In order to investigate the rheological properties of myofibrillar protein (MP) mixed with tapioca starch (TS; 0, 1, and 2%) at various salt concentrations (0.1, 0.3, and 0.45 M), viscosity, gel strength, differential scanning calorimeter (DSC) and sodium dodecyl sulfate polyacrylamide gel electrophoresis (SDS-PAGE) were measured. Viscosity of MP increased with increasing salt concentrations (p<0.05), but not with the addition of TS. The addition of TS improved gel strength and cooking yield at all salt concentrations (p<0.05). DSC results demonstrated that the starting peak of TS gelation was observed at $55^{\circ}C$, however, no differences in peak were observed with various salt and TS levels (p>0.05).

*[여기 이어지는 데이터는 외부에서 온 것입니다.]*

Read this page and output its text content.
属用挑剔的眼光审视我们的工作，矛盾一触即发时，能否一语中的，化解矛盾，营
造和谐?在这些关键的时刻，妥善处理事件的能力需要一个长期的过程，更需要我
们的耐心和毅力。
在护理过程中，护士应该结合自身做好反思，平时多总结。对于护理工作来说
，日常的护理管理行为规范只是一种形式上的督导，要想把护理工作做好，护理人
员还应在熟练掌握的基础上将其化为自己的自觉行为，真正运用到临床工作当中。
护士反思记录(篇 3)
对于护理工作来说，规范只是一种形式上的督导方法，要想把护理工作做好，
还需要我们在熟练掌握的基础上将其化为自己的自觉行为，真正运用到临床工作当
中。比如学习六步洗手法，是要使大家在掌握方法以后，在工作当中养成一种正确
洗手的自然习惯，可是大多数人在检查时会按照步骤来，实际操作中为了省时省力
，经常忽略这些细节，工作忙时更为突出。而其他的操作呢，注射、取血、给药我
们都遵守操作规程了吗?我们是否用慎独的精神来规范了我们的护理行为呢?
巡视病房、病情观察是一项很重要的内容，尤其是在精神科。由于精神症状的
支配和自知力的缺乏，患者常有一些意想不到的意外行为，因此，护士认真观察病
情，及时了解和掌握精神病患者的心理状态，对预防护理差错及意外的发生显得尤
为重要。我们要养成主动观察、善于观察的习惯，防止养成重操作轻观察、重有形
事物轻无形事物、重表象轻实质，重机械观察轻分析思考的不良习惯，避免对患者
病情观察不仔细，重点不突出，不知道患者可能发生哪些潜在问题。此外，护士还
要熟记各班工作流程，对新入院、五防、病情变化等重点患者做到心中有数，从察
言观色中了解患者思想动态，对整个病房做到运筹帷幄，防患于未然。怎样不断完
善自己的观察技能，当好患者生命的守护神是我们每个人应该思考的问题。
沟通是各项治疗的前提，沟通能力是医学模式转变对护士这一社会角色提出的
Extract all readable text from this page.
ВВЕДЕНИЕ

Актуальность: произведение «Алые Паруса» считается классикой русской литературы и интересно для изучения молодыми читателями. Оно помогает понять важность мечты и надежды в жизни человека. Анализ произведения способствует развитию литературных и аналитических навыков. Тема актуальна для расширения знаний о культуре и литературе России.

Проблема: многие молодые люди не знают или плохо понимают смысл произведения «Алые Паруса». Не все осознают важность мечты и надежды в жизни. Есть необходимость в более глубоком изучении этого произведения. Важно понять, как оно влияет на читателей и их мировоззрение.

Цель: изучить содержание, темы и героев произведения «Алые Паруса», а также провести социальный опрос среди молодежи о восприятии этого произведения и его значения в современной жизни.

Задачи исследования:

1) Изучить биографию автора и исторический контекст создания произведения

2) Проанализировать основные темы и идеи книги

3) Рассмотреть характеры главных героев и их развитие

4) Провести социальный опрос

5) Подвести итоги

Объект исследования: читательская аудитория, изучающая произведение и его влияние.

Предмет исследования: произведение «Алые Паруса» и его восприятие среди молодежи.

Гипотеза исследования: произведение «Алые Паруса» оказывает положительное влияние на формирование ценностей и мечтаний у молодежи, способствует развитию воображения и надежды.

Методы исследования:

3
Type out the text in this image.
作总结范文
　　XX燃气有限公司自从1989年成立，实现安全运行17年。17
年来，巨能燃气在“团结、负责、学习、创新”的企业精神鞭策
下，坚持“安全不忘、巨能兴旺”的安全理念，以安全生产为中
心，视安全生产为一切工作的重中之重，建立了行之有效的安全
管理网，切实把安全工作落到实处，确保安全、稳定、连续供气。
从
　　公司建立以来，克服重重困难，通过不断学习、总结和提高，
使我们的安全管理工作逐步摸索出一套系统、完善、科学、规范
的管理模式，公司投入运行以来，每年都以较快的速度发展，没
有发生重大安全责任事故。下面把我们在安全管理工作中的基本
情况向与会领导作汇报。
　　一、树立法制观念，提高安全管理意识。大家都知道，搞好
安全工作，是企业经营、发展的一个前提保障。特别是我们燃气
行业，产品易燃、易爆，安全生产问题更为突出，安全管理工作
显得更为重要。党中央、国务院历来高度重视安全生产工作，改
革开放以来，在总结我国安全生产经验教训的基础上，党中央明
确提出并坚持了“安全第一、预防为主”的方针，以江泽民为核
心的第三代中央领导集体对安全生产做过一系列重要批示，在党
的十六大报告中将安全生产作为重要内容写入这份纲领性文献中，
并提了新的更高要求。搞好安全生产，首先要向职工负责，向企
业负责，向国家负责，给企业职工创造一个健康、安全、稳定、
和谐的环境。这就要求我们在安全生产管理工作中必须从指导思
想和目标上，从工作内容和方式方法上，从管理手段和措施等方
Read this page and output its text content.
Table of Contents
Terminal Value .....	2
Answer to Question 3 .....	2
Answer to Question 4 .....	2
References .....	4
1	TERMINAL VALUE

SDS-PAGE profile also showed no differences in protein bands for pork myofibrillar protein with various salt and TS levels. Based on the model study, pork model sausages with various levels of tapioca (0, 1, and 2%) and TG (1%) were manufactured. The pork model sausages with 2% TS increased pH and water holding capacity (p<0.05), while those with TGase (1%) increased most textural properties, regardless of the addition of TS. Thus, the combination of 1% TG with 2% TS improved the gel strength and water holding capacity in the meat products.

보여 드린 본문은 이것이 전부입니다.